C'est sur cette base qu'ils ont également décidé de supprimer, en catimini, la notion de « détresse » dans la loi sur l'IVG, pensant, par là même, supprimer la détresse des femmes. Car, pensent-ils probablement toujours dans la même logique, si l'on décide que la détresse n'existe pas, alors en effet elle n'existe plus. Belle leçon de réalisme !

Et la société semble s'enfoncer un peu plus dans le déni.

L’IVG, un drame pour tous

Car il apparaît que l'IVG n'est pas un acte anodin, et ce constat n'est ni un stéréotype véhiculé par une société imprégnée de l'« héritage judéo-chrétien », ni une manipulation destinée à culpabiliser les femmes ; mais la réalité même : celle dont témoignent les femmes, les hommes, et plus largement, les médecins, les soignants confrontés à la prise en charge des IVG. L'IVG est un drame, une blessure, qui s'étend à la fratrie, aux générations suivantes.

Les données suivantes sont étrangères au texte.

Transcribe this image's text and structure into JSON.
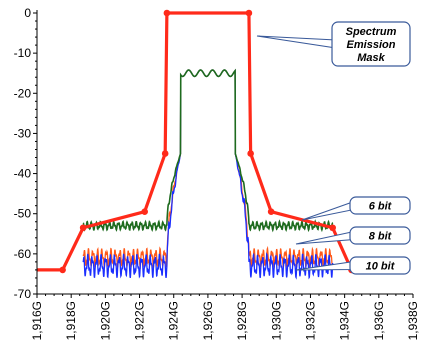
{
  "chart_data": {
    "type": "line",
    "xlim": [
      1916,
      1938
    ],
    "ylim": [
      -70,
      0
    ],
    "x_ticks": [
      1916,
      1918,
      1920,
      1922,
      1924,
      1926,
      1928,
      1930,
      1932,
      1934,
      1936,
      1938
    ],
    "x_tick_labels": [
      "1,916G",
      "1,918G",
      "1,920G",
      "1,922G",
      "1,924G",
      "1,926G",
      "1,928G",
      "1,930G",
      "1,932G",
      "1,934G",
      "1,936G",
      "1,938G"
    ],
    "y_ticks": [
      0,
      -10,
      -20,
      -30,
      -40,
      -50,
      -60,
      -70
    ],
    "y_tick_labels": [
      "0",
      "-10",
      "-20",
      "-30",
      "-40",
      "-50",
      "-60",
      "-70"
    ],
    "grid": false,
    "colors": {
      "mask": "#ff2a1a",
      "bit6": "#1e6b1e",
      "bit8": "#ff5a1a",
      "bit10": "#1a2dff",
      "callout_fill": "#ffffff",
      "callout_border": "#3a5a9a"
    },
    "mask": {
      "x": [
        1916,
        1917.5,
        1918.7,
        1922.3,
        1923.5,
        1923.6,
        1928.4,
        1928.5,
        1929.7,
        1933.3,
        1934.4,
        1936
      ],
      "y": [
        -64,
        -64,
        -53.5,
        -49.5,
        -35,
        0,
        0,
        -35,
        -49.5,
        -53.5,
        -64,
        -64
      ]
    },
    "series_shape": {
      "inband_start": 1924,
      "inband_end": 1928,
      "inband_level": -15,
      "edge_x": [
        1923.6,
        1924.4
      ],
      "edge_level": -35
    },
    "series": [
      {
        "key": "bit6",
        "x_start": 1918.7,
        "x_end": 1933.3,
        "floor": -53,
        "ripple": 0.7
      },
      {
        "key": "bit8",
        "x_start": 1918.7,
        "x_end": 1933.3,
        "floor": -61,
        "ripple": 1.6
      },
      {
        "key": "bit10",
        "x_start": 1918.7,
        "x_end": 1933.3,
        "floor": -63,
        "ripple": 2.0
      }
    ],
    "annotations": [
      {
        "key": "mask",
        "lines": [
          "Spectrum",
          "Emission",
          "Mask"
        ]
      },
      {
        "key": "bit6",
        "lines": [
          "6 bit"
        ]
      },
      {
        "key": "bit8",
        "lines": [
          "8 bit"
        ]
      },
      {
        "key": "bit10",
        "lines": [
          "10 bit"
        ]
      }
    ]
  }
}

Elle se ramifie au-delà du seul cercle  de la liberté individuelle. Elle nous concerne tous. Car une vie sacrifiée, et c'est toute l'humanité qui meurt à travers elle.

Deux options s'offrent alors à nous. Soit l'on décide de se confronter au principe de réalité et de l'assumer, avec la prise de risque que cela implique (y compris de décider que l'on a fait fausse route), soit on décide de passer outre, en minimisant ce qui se produit.

La tentation est grande de céder aux sirènes de l'individualisme et du matérialisme, et de se laisser persuader qu'« une vie en vaut bien une autre » ; la tentation est grande de véhiculer un discours qui dissout toute culpabilité et toute responsabilité, au risque de générer des traumatismes encore plus grands, car ils auront été niés par la société tout entière.

C'est sur cette voie que s'achemine la société française : vers un déni de plus en plus systématique des réalités. Or ce déni risque de s'avérer très coûteux pour la société.

Nul ne peut évaluer à ce jour les dégâts que ces lois successives provoqueront sur les générations à venir, parce que les repères auront été systématiquement piétinés, éradiqués ou minimisés.

Reste à espérer que subsiste dans la conscience collective un substrat de sens commun, une sagesse qui oblige à affronter avec détermination le principe de réalité, sans quoi nulle politique, mais et aussi et surtout nul humanisme digne de ce nom n'est possible.

 

Sabine Faivre est psychologue, enseignante, auteur de La Vérité sur l'avortement aujourd'hui (Téqui, 2006).